I would argue you can clearly see the structure of the 3 questions, and all it took was 3 blank lines in the right place.

Next up is proper naming. You look good for the most part. You have @name, @age, @origin.. you have @antwort. From what I understand that is German for answer. Up to you if you want to mix German and English, but be aware of the native language of other people who will be reading your code. I would do the safe thing and use @answer instead.

Avoid redundancy in naming. For example, you have return person_return. Instead, just use return person. Instead of var_person_one just use person_one (note: this is still not descriptive enough, but better).
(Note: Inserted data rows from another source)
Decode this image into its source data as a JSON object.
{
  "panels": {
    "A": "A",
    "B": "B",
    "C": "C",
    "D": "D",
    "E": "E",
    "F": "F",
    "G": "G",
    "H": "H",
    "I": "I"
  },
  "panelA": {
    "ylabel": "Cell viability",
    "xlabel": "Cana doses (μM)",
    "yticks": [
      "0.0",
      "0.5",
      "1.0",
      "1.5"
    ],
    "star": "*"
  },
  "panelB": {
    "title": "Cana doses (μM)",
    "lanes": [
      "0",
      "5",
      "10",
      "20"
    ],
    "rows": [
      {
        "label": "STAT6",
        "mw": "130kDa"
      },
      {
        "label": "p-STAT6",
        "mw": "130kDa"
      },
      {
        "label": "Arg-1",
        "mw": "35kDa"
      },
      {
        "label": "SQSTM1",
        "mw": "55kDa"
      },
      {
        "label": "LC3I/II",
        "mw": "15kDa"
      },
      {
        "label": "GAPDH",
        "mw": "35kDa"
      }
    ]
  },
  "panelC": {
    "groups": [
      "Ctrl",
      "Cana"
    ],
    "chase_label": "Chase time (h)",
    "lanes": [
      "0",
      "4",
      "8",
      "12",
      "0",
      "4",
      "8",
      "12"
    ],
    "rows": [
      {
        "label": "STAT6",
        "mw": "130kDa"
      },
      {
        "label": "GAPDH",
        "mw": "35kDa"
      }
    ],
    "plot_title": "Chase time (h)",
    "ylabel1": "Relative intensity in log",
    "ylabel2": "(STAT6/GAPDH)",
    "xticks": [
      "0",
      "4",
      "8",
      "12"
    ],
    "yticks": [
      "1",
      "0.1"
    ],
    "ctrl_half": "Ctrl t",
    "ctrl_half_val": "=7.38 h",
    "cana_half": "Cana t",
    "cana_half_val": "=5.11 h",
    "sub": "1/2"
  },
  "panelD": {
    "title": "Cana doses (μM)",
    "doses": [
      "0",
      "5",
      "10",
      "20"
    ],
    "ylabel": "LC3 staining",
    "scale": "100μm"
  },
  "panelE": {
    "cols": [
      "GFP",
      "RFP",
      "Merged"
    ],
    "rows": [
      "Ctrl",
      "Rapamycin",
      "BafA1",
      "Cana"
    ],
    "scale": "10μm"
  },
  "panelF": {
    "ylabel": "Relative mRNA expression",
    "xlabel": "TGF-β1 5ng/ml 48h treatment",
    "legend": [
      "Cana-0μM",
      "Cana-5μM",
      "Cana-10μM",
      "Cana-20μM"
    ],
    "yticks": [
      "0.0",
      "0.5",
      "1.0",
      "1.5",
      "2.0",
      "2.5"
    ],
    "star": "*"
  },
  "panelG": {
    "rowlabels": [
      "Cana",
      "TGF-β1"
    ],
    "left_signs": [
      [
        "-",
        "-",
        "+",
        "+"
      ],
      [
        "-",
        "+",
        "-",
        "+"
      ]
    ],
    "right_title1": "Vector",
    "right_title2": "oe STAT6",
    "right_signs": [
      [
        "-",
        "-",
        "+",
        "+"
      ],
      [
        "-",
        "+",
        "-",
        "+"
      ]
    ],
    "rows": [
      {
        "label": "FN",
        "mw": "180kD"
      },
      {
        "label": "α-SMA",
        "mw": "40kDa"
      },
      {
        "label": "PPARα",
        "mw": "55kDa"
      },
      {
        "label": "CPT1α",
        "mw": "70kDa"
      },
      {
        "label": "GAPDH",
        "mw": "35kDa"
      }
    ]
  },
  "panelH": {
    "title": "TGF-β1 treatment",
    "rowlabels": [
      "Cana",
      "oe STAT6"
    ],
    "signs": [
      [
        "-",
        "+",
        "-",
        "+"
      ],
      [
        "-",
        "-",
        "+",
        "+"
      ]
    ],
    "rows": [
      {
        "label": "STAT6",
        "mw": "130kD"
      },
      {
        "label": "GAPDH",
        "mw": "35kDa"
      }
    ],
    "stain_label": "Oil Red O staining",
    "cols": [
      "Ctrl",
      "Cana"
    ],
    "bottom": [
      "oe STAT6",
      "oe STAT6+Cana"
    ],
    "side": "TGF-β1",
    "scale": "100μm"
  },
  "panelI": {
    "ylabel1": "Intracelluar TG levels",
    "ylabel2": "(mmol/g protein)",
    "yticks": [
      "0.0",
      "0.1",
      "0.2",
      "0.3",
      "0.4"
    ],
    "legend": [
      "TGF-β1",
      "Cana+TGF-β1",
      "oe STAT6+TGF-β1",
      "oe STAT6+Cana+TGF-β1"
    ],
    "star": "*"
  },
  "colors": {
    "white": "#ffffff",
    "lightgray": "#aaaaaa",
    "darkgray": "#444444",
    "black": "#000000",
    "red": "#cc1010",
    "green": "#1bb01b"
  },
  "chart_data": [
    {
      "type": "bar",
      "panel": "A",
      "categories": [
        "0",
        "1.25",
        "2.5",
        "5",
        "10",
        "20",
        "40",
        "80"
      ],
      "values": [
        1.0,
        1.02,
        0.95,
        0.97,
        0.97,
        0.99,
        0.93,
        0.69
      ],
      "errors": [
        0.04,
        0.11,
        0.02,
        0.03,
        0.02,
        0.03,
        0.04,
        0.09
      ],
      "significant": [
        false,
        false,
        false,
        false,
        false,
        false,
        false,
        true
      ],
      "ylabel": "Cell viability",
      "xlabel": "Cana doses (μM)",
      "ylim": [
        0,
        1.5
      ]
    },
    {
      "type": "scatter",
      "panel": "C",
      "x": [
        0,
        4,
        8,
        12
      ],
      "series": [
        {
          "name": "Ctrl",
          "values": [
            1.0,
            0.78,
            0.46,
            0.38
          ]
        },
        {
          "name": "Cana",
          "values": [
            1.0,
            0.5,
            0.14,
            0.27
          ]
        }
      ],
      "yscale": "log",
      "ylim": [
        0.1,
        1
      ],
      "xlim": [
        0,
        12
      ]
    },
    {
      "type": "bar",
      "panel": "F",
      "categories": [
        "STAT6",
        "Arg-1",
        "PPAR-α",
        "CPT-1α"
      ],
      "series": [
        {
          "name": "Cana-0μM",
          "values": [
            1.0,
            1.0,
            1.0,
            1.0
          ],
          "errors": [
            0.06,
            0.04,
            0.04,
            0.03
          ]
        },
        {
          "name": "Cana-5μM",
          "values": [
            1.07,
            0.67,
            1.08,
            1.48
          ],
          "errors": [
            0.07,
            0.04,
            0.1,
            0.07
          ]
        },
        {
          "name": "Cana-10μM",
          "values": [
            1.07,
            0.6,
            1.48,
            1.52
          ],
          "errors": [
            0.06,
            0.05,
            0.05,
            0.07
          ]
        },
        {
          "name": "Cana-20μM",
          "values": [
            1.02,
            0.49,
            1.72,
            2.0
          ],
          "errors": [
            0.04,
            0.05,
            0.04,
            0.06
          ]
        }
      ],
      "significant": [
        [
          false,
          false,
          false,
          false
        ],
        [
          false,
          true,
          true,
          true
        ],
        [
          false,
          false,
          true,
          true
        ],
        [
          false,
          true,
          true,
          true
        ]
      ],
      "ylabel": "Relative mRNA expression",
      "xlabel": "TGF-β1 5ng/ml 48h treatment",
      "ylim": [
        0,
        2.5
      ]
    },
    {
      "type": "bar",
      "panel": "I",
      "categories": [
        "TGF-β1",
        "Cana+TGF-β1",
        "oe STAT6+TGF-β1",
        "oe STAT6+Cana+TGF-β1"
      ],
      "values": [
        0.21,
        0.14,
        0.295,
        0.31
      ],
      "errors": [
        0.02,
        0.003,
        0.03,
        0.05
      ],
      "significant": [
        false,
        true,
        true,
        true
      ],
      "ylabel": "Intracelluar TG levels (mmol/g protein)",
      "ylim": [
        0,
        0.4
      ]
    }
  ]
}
Now let's have a look at the different concepts involved, turn them into classes.

You have a Person.. but the question and answer format doesn't really suit the person itself. Think about what you could do if you introduced a Question class and an Answer class.

You have name, age and origin as answers to your questions about person, then you build up an array of those instance variables and call that array a person, but those are attributes of the Person class, so add them to it:

class Person
attr_accessor :age, :name, :origin
end


You also have this concept of a QA session being interacted with through the console. So, you could create a QuestionAnswerSession.

To not complicate things too much you could get quite far by using just a Person and QuestionAnswerSession and forget the separate Question and Answer classes.

The qa session is responsible for outputting questions to the console and listening for answers, then using those answers to create Person objects.

My next suggestion would be to start small. Just introduce a couple of attributes and questions at first and forget about the multiple persons. Try to figure out the overall structure. It will be fewer lines and will be easier to take in and allow to focus on the design.

Let's say we have a Person with a name and age attribute, and we have corresponding questions. From that we want to assign name and age to a Person and, finally, output the Person to the console.

Let's create the person:

class Person
attr_accessor :name, :age
end

# usage
# Person.new(name: 'Dave', age: 20)
# or
# person = Person.new
# person.name = 'Dave'
# person.age = 20


Now let's build the QA session.

class QuestionAnswerSession
def start
puts "Hi, let's create a new Person"

person = Person.new

person.name = gets.strip

person.age = gets.strip

puts person
end
end

qa.start


Few minor things first. Notice I've removed What\'s which is now simply What's. This is an escape character and is only required if the enclosing quote is the same. Since you are using double quotes you do not need to escape it.

Also note I have replaced @age.delete("\n") with String#strip (docs here). This will remove the newline character for you.

The qa session itself is fairly simple. You instantiate it first, then you call the start method which outputs a question and starts listening for input. It then builds up attributes for a person object and outputs the final result.

I would add one small aspect to this to give you an idea on how to expand the behaviour. Let us say we wanted the person to be able to speak for itself. When we do puts person this is what we get:

#<Person:0x0000000002572518 @name="Dave", @age="20">

Not very nice. If you wanted to output something cleaner, you could add it to the qa session class (puts "Hi, my name is #{person.name}"), but you could also add a simple method to the Person class such as:

class Person
def introduce_self
"Hi, my name is #{name} and I'm #{age}"
end
end


Then in the qa session, instead of puts person you could do puts person.introduce_self.

Extracting different responsibilities into simple, descriptive methods is a great way to keep things manageable, rather than dumping everything into the same method.

Though there are other ways you could improve your code and it could be designed with numerous approaches, I'd urge you to focus on these important aspects first as outlined above, then tackle multiple Person objects later.